The speech to text solutions have dramatically improved in the last few years getting to high levels of accuracy. However, there are still some issues that can affect the accuracy of the transcriptions:
- The speaker is not speaking clearly or the audio is not of good quality.
- The speech uses names or acronyms that are specific to an industry or field.
- Brand names or product names that are not well known.
To improve the accuracy of the transcriptions you can use the keywords
and replace
properties in the subtitles element settings.
keywords
is a list of words or phrases that you want to be recognized as a single entity.
For example, for a brand name like JSON2Video, STT services usually transcribe it as "JSON to video" instead of "JSON2Video".

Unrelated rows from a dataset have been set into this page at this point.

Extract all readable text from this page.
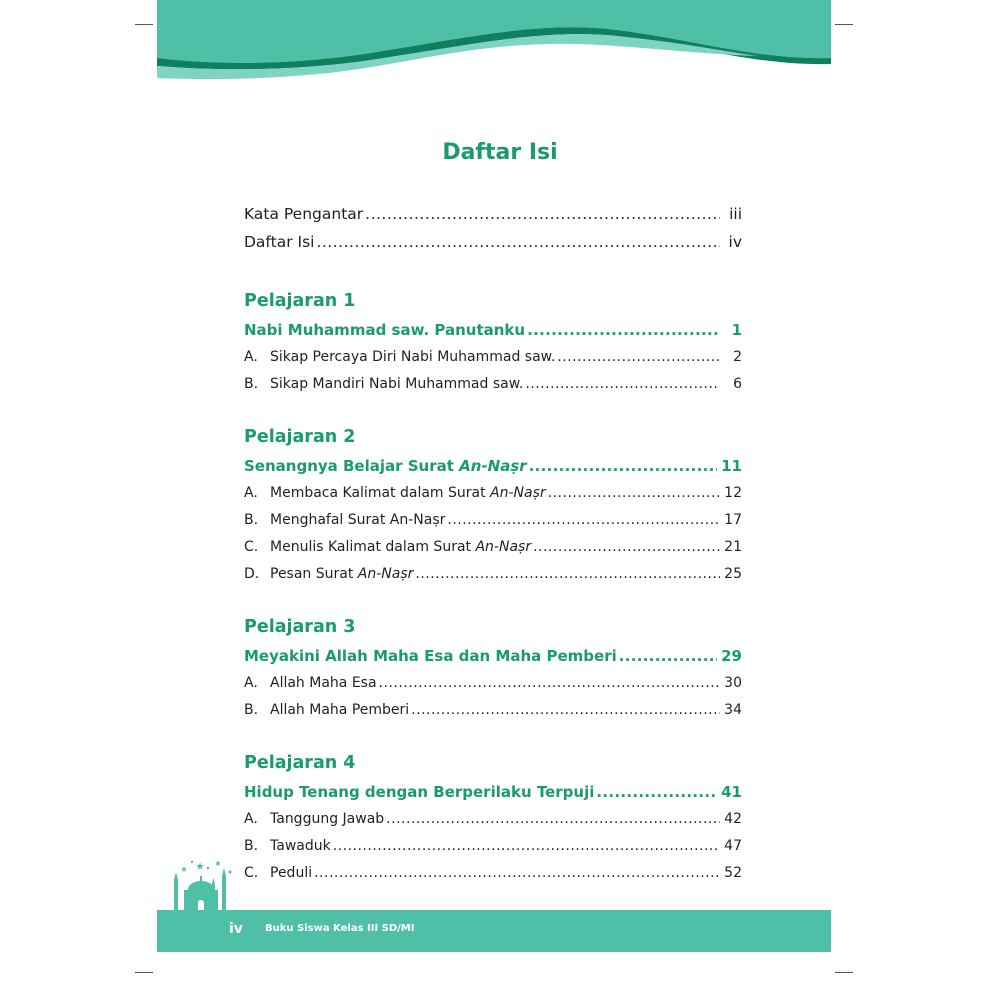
Daftar Isi
Kata Pengantar .....	iii
Daftar Isi .....	iv
Pelajaran 1
Nabi Muhammad saw. Panutanku .....	1
A. Sikap Percaya Diri Nabi Muhammad saw. .....	2
B. Sikap Mandiri Nabi Muhammad saw. .....	6
Pelajaran 2
Senangnya Belajar Surat An-Naṣr .....	11
A. Membaca Kalimat dalam Surat An-Naṣr .....	12
B. Menghafal Surat An-Naṣr .....	17
C. Menulis Kalimat dalam Surat An-Naṣr .....	21
D. Pesan Surat An-Naṣr .....	25
Pelajaran 3
Meyakini Allah Maha Esa dan Maha Pemberi .....	29
A. Allah Maha Esa .....	30
B. Allah Maha Pemberi .....	34
Pelajaran 4
Hidup Tenang dengan Berperilaku Terpuji .....	41
A. Tanggung Jawab .....	42
B. Tawaduk .....	47
C. Peduli .....	52
iv Buku Siswa Kelas III SD/MI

Adding the word "JSON2Video" to the keywords
property will tell the STT service to transcribe it as "JSON2Video".
replace
is a list of words or phrases that you want to be replaced with a different word or phrase.
In this case, the replacement happens after the transcription is done.
Example:
{
"type": "subtitles",
"settings": {
"style": "classic",
"keywords": "JSON2Video, voiceover",
"replace": "movie object: Movie Object, scene: Scene"
}
}
Manually correcting transcriptions
You can also manually correct the transcriptions downloading the transcription file and editing it.
Along with the final video URL, the API provides a link to the ASS file used for the subtitles. You can download the file and edit it with a text editor.
Once it's amended, you render again the video passing the ASS file in the captions
property.